Panamanian journalists who criticise government policies and cover stories linked to corruption, especially international financial scandals, are frequently targeted for legal action.
Historically, the major Panamanian media have been owned by members of the country’s economic elite. Given its strategic position between North and South America, Panama is a major information centre for the region. The main newspapers – La Prensa, Panamá América, Crítica, Crítica Libre, La Crónica – and television networks TM and TVN, are concentrated in Panama City, the capital.
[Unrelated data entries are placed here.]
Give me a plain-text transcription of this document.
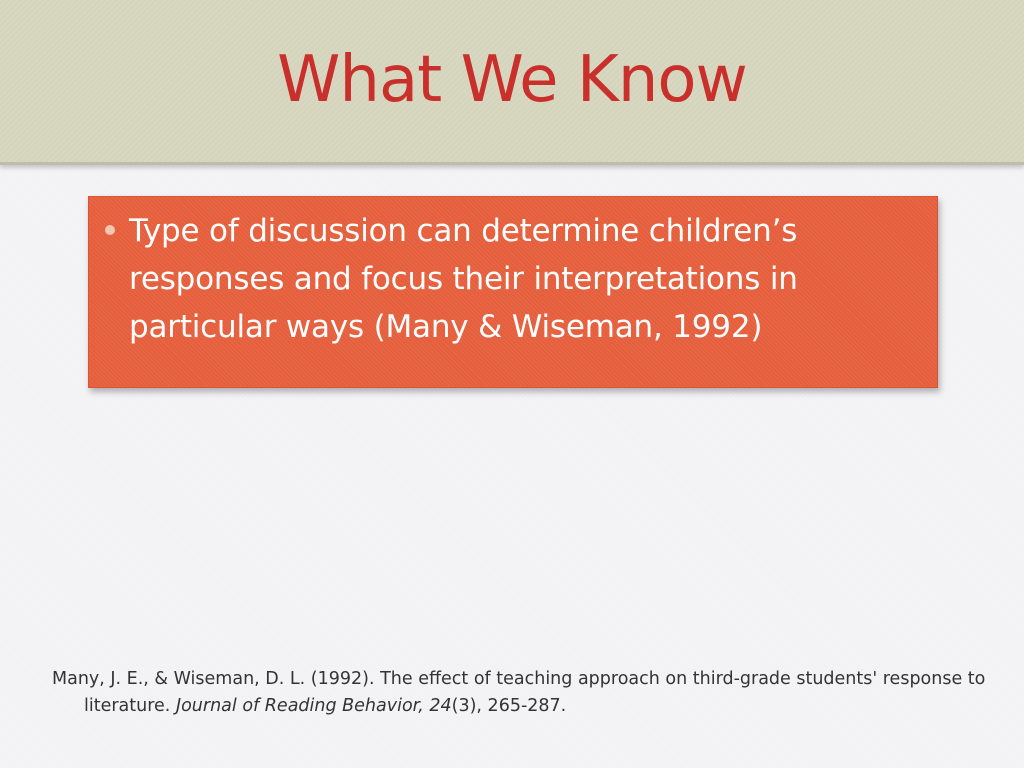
What We Know
Type of discussion can determine children’s responses and focus their interpretations in particular ways (Many & Wiseman, 1992)
Many, J. E., & Wiseman, D. L. (1992). The effect of teaching approach on third-grade students' response to literature. Journal of Reading Behavior, 24(3), 265-287.
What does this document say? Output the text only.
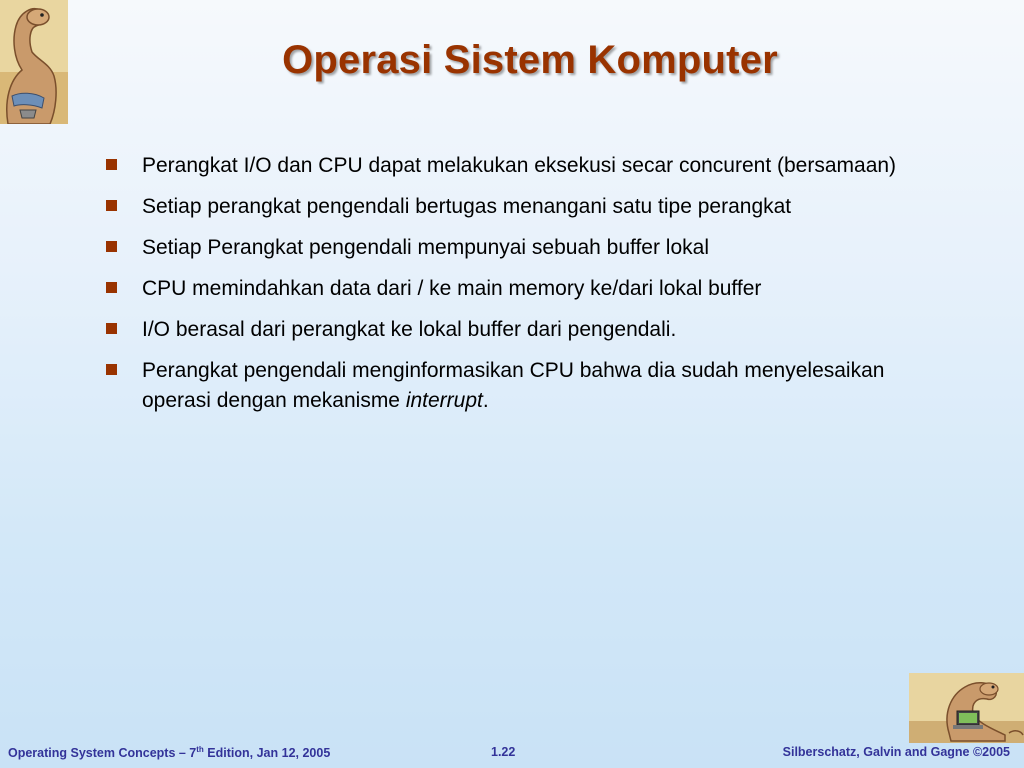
Operasi Sistem Komputer
Perangkat I/O dan CPU dapat melakukan eksekusi secar concurent (bersamaan)
Setiap perangkat pengendali bertugas menangani satu tipe perangkat
Setiap Perangkat pengendali mempunyai sebuah buffer lokal
CPU memindahkan data dari / ke main memory ke/dari lokal buffer
I/O berasal dari perangkat ke lokal buffer dari pengendali.
Perangkat pengendali menginformasikan CPU bahwa dia sudah menyelesaikan operasi dengan mekanisme interrupt.
Operating System Concepts – 7th Edition, Jan 12, 2005	1.22	Silberschatz, Galvin and Gagne ©2005
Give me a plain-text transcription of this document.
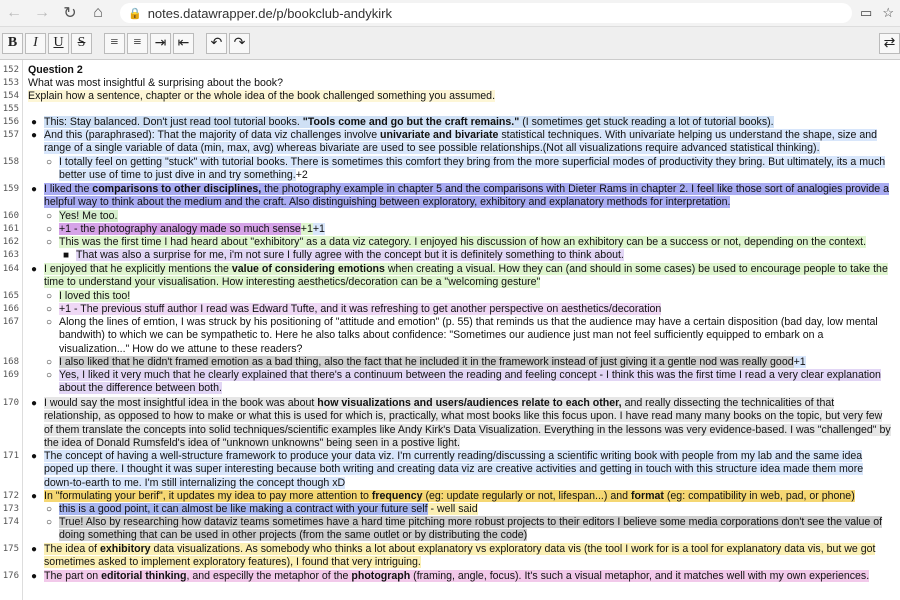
← → ↻	⌂	🔒 notes.datawrapper.de/p/bookclub-andykirk	▭ ☆
B	I	U	S	≡	≡ ⇥ ⇤	↶ ↷	⇄
152 Question 2
153 What was most insightful & surprising about the book?
154 Explain how a sentence, chapter or the whole idea of the book challenged something you assumed.
155
156 ● This: Stay balanced. Don't just read tool tutorial books. "Tools come and go but the craft remains." (I sometimes get stuck reading a lot of tutorial books).
157 ● And this (paraphrased): That the majority of data viz challenges involve univariate and bivariate statistical techniques. With univariate helping us understand the shape, size and range of a single variable of data (min, max, avg) whereas bivariate are used to see possible relationships.(Not all visualizations require advanced statistical thinking).
158	○ I totally feel on getting "stuck" with tutorial books. There is sometimes this comfort they bring from the more superficial modes of productivity they bring. But ultimately, its a much better use of time to just dive in and try something.+2
159 ● I liked the comparisons to other disciplines, the photography example in chapter 5 and the comparisons with Dieter Rams in chapter 2. I feel like those sort of analogies provide a helpful way to think about the medium and the craft. Also distinguishing between exploratory, exhibitory and explanatory methods for interpretation.
160	○ Yes! Me too.
161	○ +1 - the photography analogy made so much sense+1+1
162	○ This was the first time I had heard about "exhibitory" as a data viz category. I enjoyed his discussion of how an exhibitory can be a success or not, depending on the context.
163	■ That was also a surprise for me, i'm not sure I fully agree with the concept but it is definitely something to think about.
164 ● I enjoyed that he explicitly mentions the value of considering emotions when creating a visual. How they can (and should in some cases) be used to encourage people to take the time to understand your visualisation. How interesting aesthetics/decoration can be a "welcoming gesture"
165	○ I loved this too!
166	○ +1 - The previous stuff author I read was Edward Tufte, and it was refreshing to get another perspective on aesthetics/decoration
167	○ Along the lines of emtion, I was struck by his positioning of "attitude and emotion" (p. 55) that reminds us that the audience may have a certain disposition (bad day, low mental bandwith) to which we can be sympathetic to. Here he also talks about confidence: "Sometimes our audience just man not feel sufficiently equipped to embark on a visualization..." How do we attune to these readers?
168	○ I also liked that he didn't framed emotion as a bad thing, also the fact that he included it in the framework instead of just giving it a gentle nod was really good+1
169	○ Yes, I liked it very much that he clearly explained that there's a continuum between the reading and feeling concept - I think this was the first time I read a very clear explanation about the difference between both.
170 ● I would say the most insightful idea in the book was about how visualizations and users/audiences relate to each other, and really dissecting the technicalities of that relationship, as opposed to how to make or what this is used for which is, practically, what most books like this focus upon. I have read many many books on the topic, but very few of them translate the concepts into solid techniques/scientific examples like Andy Kirk's Data Visualization. Everything in the lessons was very evidence-based. I was "challenged" by the idea of Donald Rumsfeld's idea of "unknown unknowns" being seen in a postive light.
171 ● The concept of having a well-structure framework to produce your data viz. I'm currently reading/discussing a scientific writing book with people from my lab and the same idea poped up there. I thought it was super interesting because both writing and creating data viz are creative activities and getting in touch with this structure idea made them more down-to-earth to me. I'm still internalizing the concept though xD
172 ● In "formulating your berif", it updates my idea to pay more attention to frequency (eg: update regularly or not, lifespan...) and format (eg: compatibility in web, pad, or phone)
173	○ this is a good point, it can almost be like making a contract with your future self - well said
174	○ True! Also by researching how dataviz teams sometimes have a hard time pitching more robust projects to their editors I believe some media corporations don't see the value of doing something that can be used in other projects (from the same outlet or by distributing the code)
175 ● The idea of exhibitory data visualizations. As somebody who thinks a lot about explanatory vs exploratory data vis (the tool I work for is a tool for explanatory data vis, but we got sometimes asked to implement exploratory features), I found that very intriguing.
176 ● The part on editorial thinking, and especilly the metaphor of the photograph (framing, angle, focus). It's such a visual metaphor, and it matches well with my own experiences.
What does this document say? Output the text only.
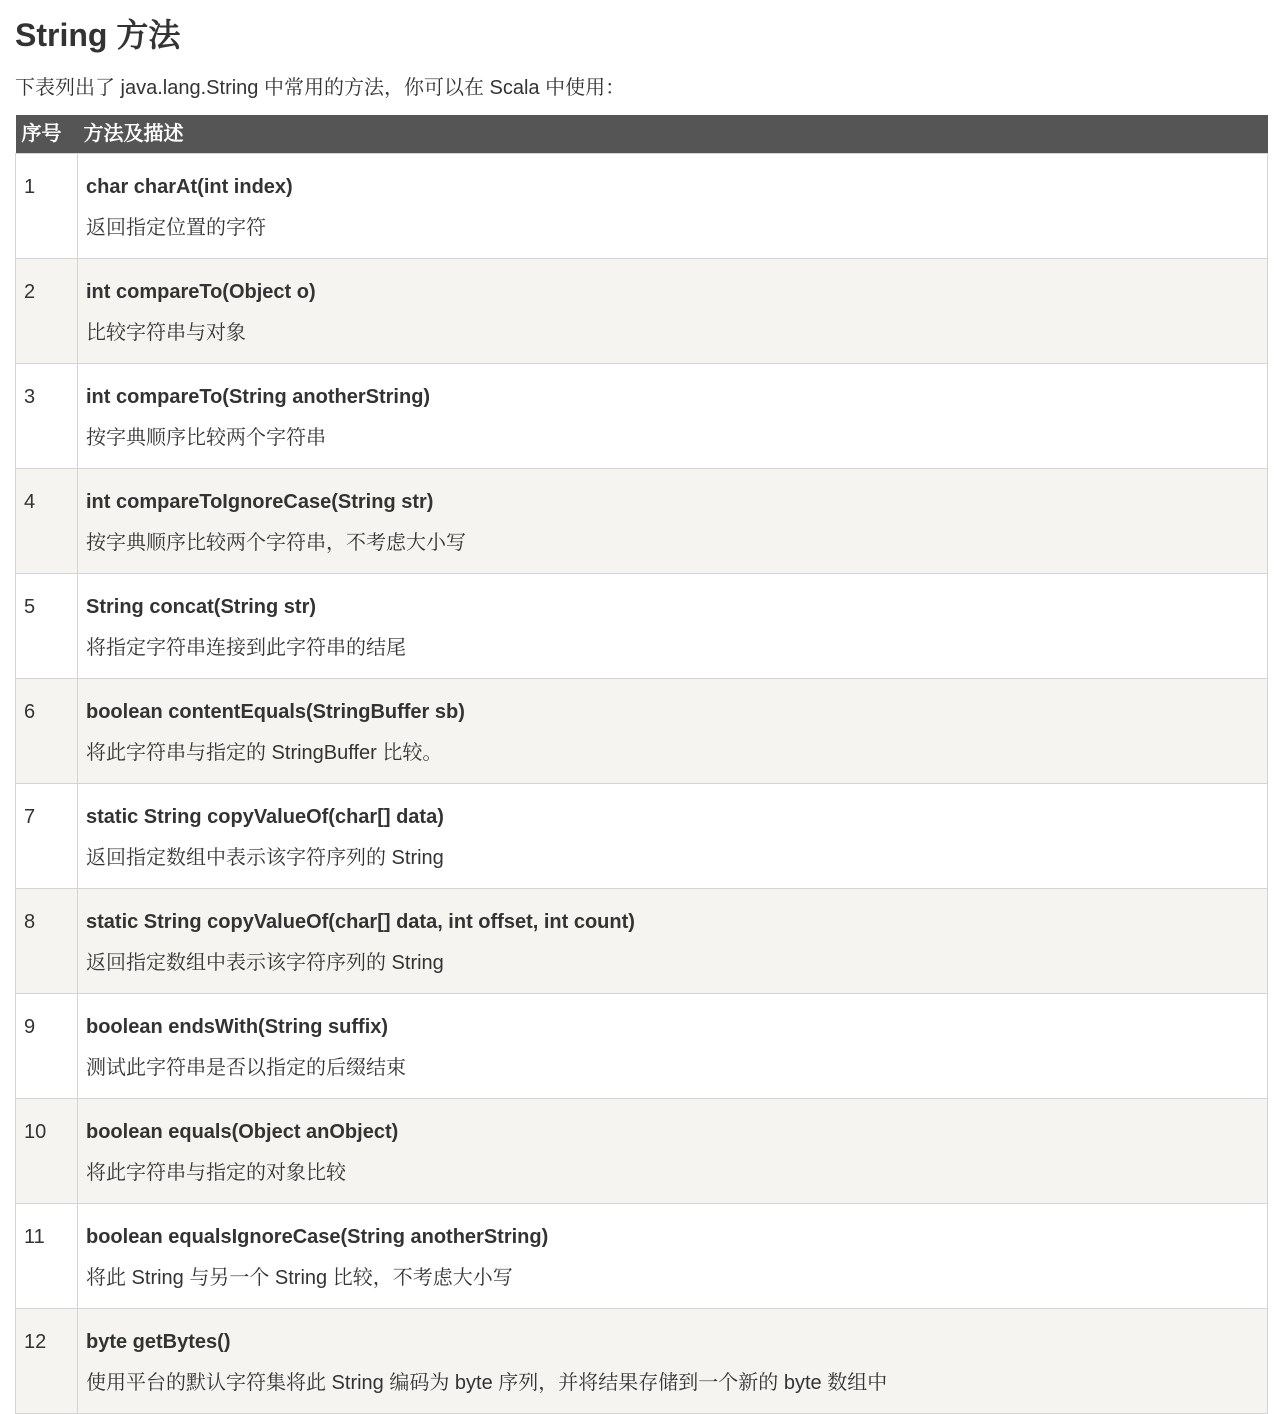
String 方法

下表列出了 java.lang.String 中常用的方法，你可以在 Scala 中使用：

序号	方法及描述

1	char charAt(int index)
返回指定位置的字符

2	int compareTo(Object o)
比较字符串与对象

3	int compareTo(String anotherString)
按字典顺序比较两个字符串

4	int compareToIgnoreCase(String str)
按字典顺序比较两个字符串，不考虑大小写

5	String concat(String str)
将指定字符串连接到此字符串的结尾

6	boolean contentEquals(StringBuffer sb)
将此字符串与指定的 StringBuffer 比较。

7	static String copyValueOf(char[] data)
返回指定数组中表示该字符序列的 String

8	static String copyValueOf(char[] data, int offset, int count)
返回指定数组中表示该字符序列的 String

9	boolean endsWith(String suffix)
测试此字符串是否以指定的后缀结束

10	boolean equals(Object anObject)
将此字符串与指定的对象比较

11	boolean equalsIgnoreCase(String anotherString)
将此 String 与另一个 String 比较，不考虑大小写

12	byte getBytes()
使用平台的默认字符集将此 String 编码为 byte 序列，并将结果存储到一个新的 byte 数组中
President Laurentino Cortizo Cohen of the left-wing Revolutionary Democratic Party (PRD) was inaugurated in 2019, after beating a right-of-centre candidate. Cortizo Cohen succeeded Juan Carlos Varela of the rightist Panameñista Party, and was elected on a platform of fighting poverty, reducing inequality, and overhauling the social protection system.
Panamanian laws offer little protection to journalists. Journalists are often hit with defamation cases, leading most often to financial sanctions that represent a serious hindrance to press freedom.
The Panamanian economy is small, open, diversified, based on the dollar and highly competitive by regional standards. Access to information rests under strong government control, notably by way of official advertising contracts.
Panamanian journalists work in a relatively safe and protected environment. Physical attacks on reporters are very rare. The main threat comes from the legal system.